First, check the $PGHOME/data/base directory.  Do an 'ls' - perhaps the data is still there, just not accessible at this point in time.

If I recall correctly, each database has its own subdirectory under data/base .  The numbered directories are the OID of the database, I think.

One way (may take a while if you have a lot of data loaded) is to use grep(for text files) and the "od -a" or "strings" command (for binary files) to look through the various database files provided they still exist.

If you know a word or phrase that could only be in the database that is missing, grep through the various files there and see if you get a match.

Second, if the databases are present, but simply not recognized, the information may still be in the system catalog but messed up somehow.

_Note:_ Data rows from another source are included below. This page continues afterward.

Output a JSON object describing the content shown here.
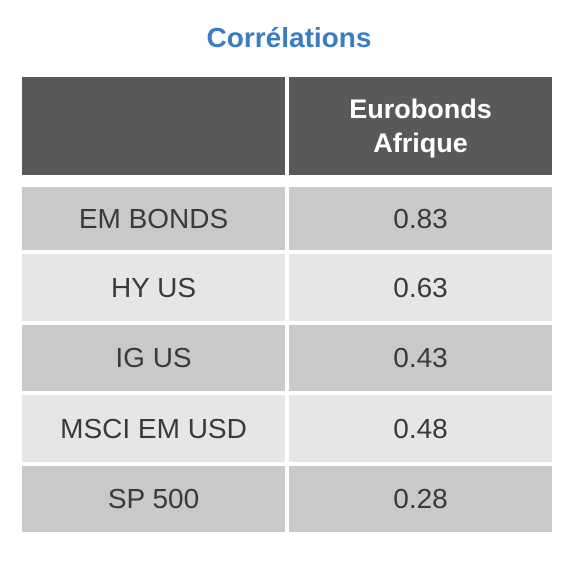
{
  "title": "Corrélations",
  "table": {
    "header": "Eurobonds Afrique",
    "rows": [
      [
        "EM BONDS",
        0.83
      ],
      [
        "HY US",
        0.63
      ],
      [
        "IG US",
        0.43
      ],
      [
        "MSCI EM USD",
        0.48
      ],
      [
        "SP 500",
        0.28
      ]
    ]
  }
}
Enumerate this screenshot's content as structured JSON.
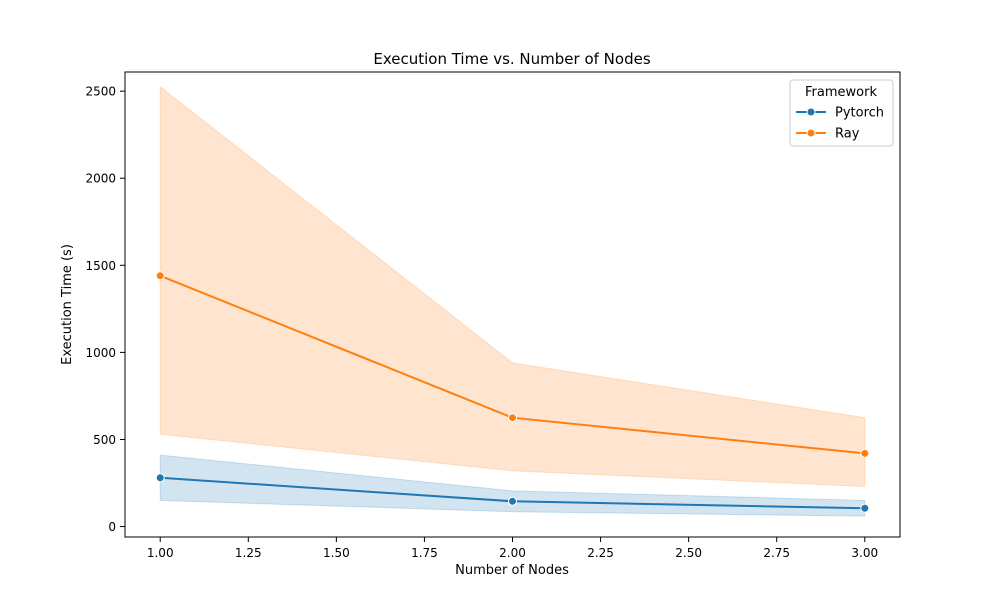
{
  "chart_data": {
    "type": "line",
    "title": "Execution Time vs. Number of Nodes",
    "xlabel": "Number of Nodes",
    "ylabel": "Execution Time (s)",
    "xlim": [
      0.9,
      3.1
    ],
    "ylim": [
      -60,
      2610
    ],
    "xticks": [
      1.0,
      1.25,
      1.5,
      1.75,
      2.0,
      2.25,
      2.5,
      2.75,
      3.0
    ],
    "xtick_labels": [
      "1.00",
      "1.25",
      "1.50",
      "1.75",
      "2.00",
      "2.25",
      "2.50",
      "2.75",
      "3.00"
    ],
    "yticks": [
      0,
      500,
      1000,
      1500,
      2000,
      2500
    ],
    "ytick_labels": [
      "0",
      "500",
      "1000",
      "1500",
      "2000",
      "2500"
    ],
    "grid": false,
    "legend": {
      "title": "Framework",
      "placement": "top-right"
    },
    "series": [
      {
        "name": "Pytorch",
        "color": "#1f77b4",
        "x": [
          1,
          2,
          3
        ],
        "y": [
          280,
          145,
          105
        ],
        "ci_lower": [
          150,
          85,
          60
        ],
        "ci_upper": [
          410,
          205,
          150
        ]
      },
      {
        "name": "Ray",
        "color": "#ff7f0e",
        "x": [
          1,
          2,
          3
        ],
        "y": [
          1440,
          625,
          420
        ],
        "ci_lower": [
          530,
          320,
          230
        ],
        "ci_upper": [
          2525,
          940,
          625
        ]
      }
    ]
  }
}
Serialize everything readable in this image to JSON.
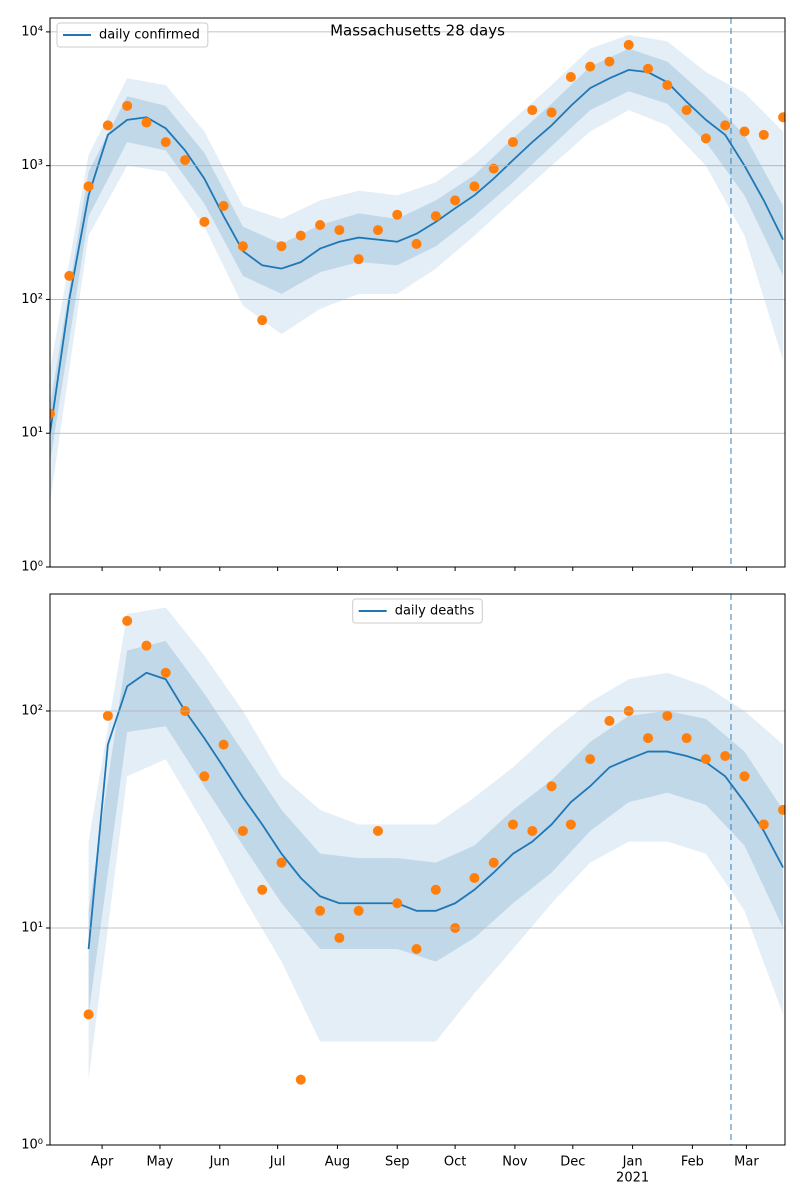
{
  "chart_data": [
    {
      "type": "line",
      "title": "Massachusetts 28 days",
      "log_y": true,
      "grid": true,
      "legend": "upper left",
      "x": [
        0,
        10,
        20,
        30,
        40,
        50,
        60,
        70,
        80,
        90,
        100,
        110,
        120,
        130,
        140,
        150,
        160,
        170,
        180,
        190,
        200,
        210,
        220,
        230,
        240,
        250,
        260,
        270,
        280,
        290,
        300,
        310,
        320,
        330,
        340,
        350,
        360,
        370,
        380
      ],
      "series": [
        {
          "name": "daily confirmed",
          "color": "#1f77b4",
          "values": [
            10,
            100,
            600,
            1700,
            2200,
            2300,
            1900,
            1300,
            800,
            420,
            230,
            180,
            170,
            190,
            240,
            270,
            290,
            280,
            270,
            310,
            380,
            480,
            600,
            800,
            1100,
            1500,
            2000,
            2800,
            3800,
            4500,
            5200,
            5000,
            4200,
            3000,
            2200,
            1700,
            1000,
            550,
            280
          ]
        }
      ],
      "observed": {
        "color": "#ff7f0e",
        "values": [
          14,
          150,
          700,
          2000,
          2800,
          2100,
          1500,
          1100,
          380,
          500,
          250,
          70,
          250,
          300,
          360,
          330,
          200,
          330,
          430,
          260,
          420,
          550,
          700,
          950,
          1500,
          2600,
          2500,
          4600,
          5500,
          6000,
          8000,
          5300,
          4000,
          2600,
          1600,
          2000,
          1800,
          1700,
          2300
        ]
      },
      "band_x": [
        0,
        20,
        40,
        60,
        80,
        100,
        120,
        140,
        160,
        180,
        200,
        220,
        240,
        260,
        280,
        300,
        320,
        340,
        360,
        380
      ],
      "bands": [
        {
          "color": "#1f77b4",
          "opacity": 0.12,
          "lower": [
            3,
            300,
            1000,
            900,
            350,
            90,
            55,
            85,
            110,
            110,
            170,
            300,
            550,
            1000,
            1800,
            2600,
            2000,
            1000,
            300,
            35
          ],
          "upper": [
            30,
            1200,
            4500,
            4000,
            1800,
            500,
            400,
            550,
            650,
            600,
            750,
            1200,
            2200,
            4000,
            7500,
            9500,
            8500,
            5000,
            3500,
            1800
          ]
        },
        {
          "color": "#1f77b4",
          "opacity": 0.18,
          "lower": [
            6,
            420,
            1500,
            1300,
            520,
            150,
            110,
            160,
            190,
            180,
            250,
            420,
            750,
            1400,
            2600,
            3600,
            2900,
            1500,
            600,
            150
          ],
          "upper": [
            16,
            900,
            3300,
            2800,
            1250,
            350,
            260,
            360,
            440,
            400,
            550,
            850,
            1600,
            2900,
            5500,
            7500,
            6000,
            3300,
            1700,
            500
          ]
        }
      ],
      "xlim": [
        0,
        381
      ],
      "xticks": [
        27,
        57,
        88,
        118,
        149,
        180,
        210,
        241,
        271,
        302,
        333,
        361
      ],
      "ylim": [
        1,
        12700
      ],
      "yticks": [
        {
          "value": 1,
          "label": "10⁰"
        },
        {
          "value": 10,
          "label": "10¹"
        },
        {
          "value": 100,
          "label": "10²"
        },
        {
          "value": 1000,
          "label": "10³"
        },
        {
          "value": 10000,
          "label": "10⁴"
        }
      ],
      "vline": {
        "x": 353,
        "color": "#1f77b4"
      }
    },
    {
      "type": "line",
      "log_y": true,
      "grid": true,
      "legend": "upper center",
      "x": [
        0,
        10,
        20,
        30,
        40,
        50,
        60,
        70,
        80,
        90,
        100,
        110,
        120,
        130,
        140,
        150,
        160,
        170,
        180,
        190,
        200,
        210,
        220,
        230,
        240,
        250,
        260,
        270,
        280,
        290,
        300,
        310,
        320,
        330,
        340,
        350,
        360,
        370,
        380
      ],
      "series": [
        {
          "name": "daily deaths",
          "color": "#1f77b4",
          "values": [
            null,
            null,
            8,
            70,
            130,
            150,
            140,
            100,
            75,
            55,
            40,
            30,
            22,
            17,
            14,
            13,
            13,
            13,
            13,
            12,
            12,
            13,
            15,
            18,
            22,
            25,
            30,
            38,
            45,
            55,
            60,
            65,
            65,
            62,
            58,
            50,
            38,
            28,
            19
          ]
        }
      ],
      "observed": {
        "color": "#ff7f0e",
        "values": [
          null,
          null,
          4,
          95,
          260,
          200,
          150,
          100,
          50,
          70,
          28,
          15,
          20,
          2,
          12,
          9,
          12,
          28,
          13,
          8,
          15,
          10,
          17,
          20,
          30,
          28,
          45,
          30,
          60,
          90,
          100,
          75,
          95,
          75,
          60,
          62,
          50,
          30,
          35
        ]
      },
      "band_x": [
        0,
        20,
        40,
        60,
        80,
        100,
        120,
        140,
        160,
        180,
        200,
        220,
        240,
        260,
        280,
        300,
        320,
        340,
        360,
        380
      ],
      "bands": [
        {
          "color": "#1f77b4",
          "opacity": 0.12,
          "lower": [
            null,
            2,
            50,
            60,
            30,
            14,
            7,
            3,
            3,
            3,
            3,
            5,
            8,
            13,
            20,
            25,
            25,
            22,
            12,
            4
          ],
          "upper": [
            null,
            25,
            280,
            300,
            180,
            100,
            50,
            35,
            30,
            30,
            30,
            40,
            55,
            80,
            110,
            140,
            150,
            130,
            100,
            70
          ]
        },
        {
          "color": "#1f77b4",
          "opacity": 0.18,
          "lower": [
            null,
            4,
            80,
            85,
            45,
            24,
            13,
            8,
            8,
            8,
            7,
            9,
            13,
            18,
            28,
            38,
            42,
            37,
            24,
            10
          ],
          "upper": [
            null,
            12,
            190,
            210,
            120,
            65,
            35,
            22,
            21,
            21,
            20,
            24,
            35,
            48,
            72,
            95,
            100,
            92,
            65,
            35
          ]
        }
      ],
      "xlim": [
        0,
        381
      ],
      "xticks": [
        {
          "value": 27,
          "label": "Apr"
        },
        {
          "value": 57,
          "label": "May"
        },
        {
          "value": 88,
          "label": "Jun"
        },
        {
          "value": 118,
          "label": "Jul"
        },
        {
          "value": 149,
          "label": "Aug"
        },
        {
          "value": 180,
          "label": "Sep"
        },
        {
          "value": 210,
          "label": "Oct"
        },
        {
          "value": 241,
          "label": "Nov"
        },
        {
          "value": 271,
          "label": "Dec"
        },
        {
          "value": 302,
          "label": "Jan"
        },
        {
          "value": 333,
          "label": "Feb"
        },
        {
          "value": 361,
          "label": "Mar"
        }
      ],
      "year_label": {
        "value": 302,
        "label": "2021"
      },
      "ylim": [
        1,
        346
      ],
      "yticks": [
        {
          "value": 1,
          "label": "10⁰"
        },
        {
          "value": 10,
          "label": "10¹"
        },
        {
          "value": 100,
          "label": "10²"
        }
      ],
      "vline": {
        "x": 353,
        "color": "#1f77b4"
      }
    }
  ]
}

Use pg_dump to dump out the information in text form and look at what there is.  Perhaps you can decipher a way to clean up the system catalog and get things working again.  No doubt the experts on the postgresql mailing lists will be able to assist.

The next question concerns your OS.  I assume you are running Linux - check your kernel version and OS for updates.  I know that I was bitten by a very bad bug in a now-obsolete distribution - the "bdflush" daemon that calls fsync() every 30 seconds was not running when the machine was booted, so changes I made would be recorded in the disk cache in RAM, but never actually written to the drive.

You may want to look through the "messages" log file and other logs in search of clues as to why this happened.  Usually the previous kernel messages from the next-to-last boot are recorded.

Finally, you should test your hardware, now that you know that it has failed.  The usual test is to compile a kernel, since it stresses the disk , CPU and memory subsystems.

Another alternative that has worked well for me is the Mersenne prime number detector, which heavily stresses CPU and memory subsystem - see mersenne.org and read up on the torture test setting.

Best of luck!

Collapse
Posted by Jarkko Laine on
Patrick,

There is three subdirs in base directory, of which, I think, two first are template0 and 1 and the last one the only real database left. So it seems that two databases are totally lost from the data directory. Fortunately they were just test servers.

What's more unfortunate, dumping the only database gives just the database creation phase, so it seems to have forgotten that there's been any new data after that.

I'll get into the OS and hardware stuff later, now I have to clean my room and fly back home for Xmas.

I was so pissed of for all of this that I hacked the nightly PostgreSQL backup script to use scp instead of ftp. It seems you have to first lose three months worth of blog entries before you really get the important things done. I'll share the script on Next Steps page as soon as I can see it working.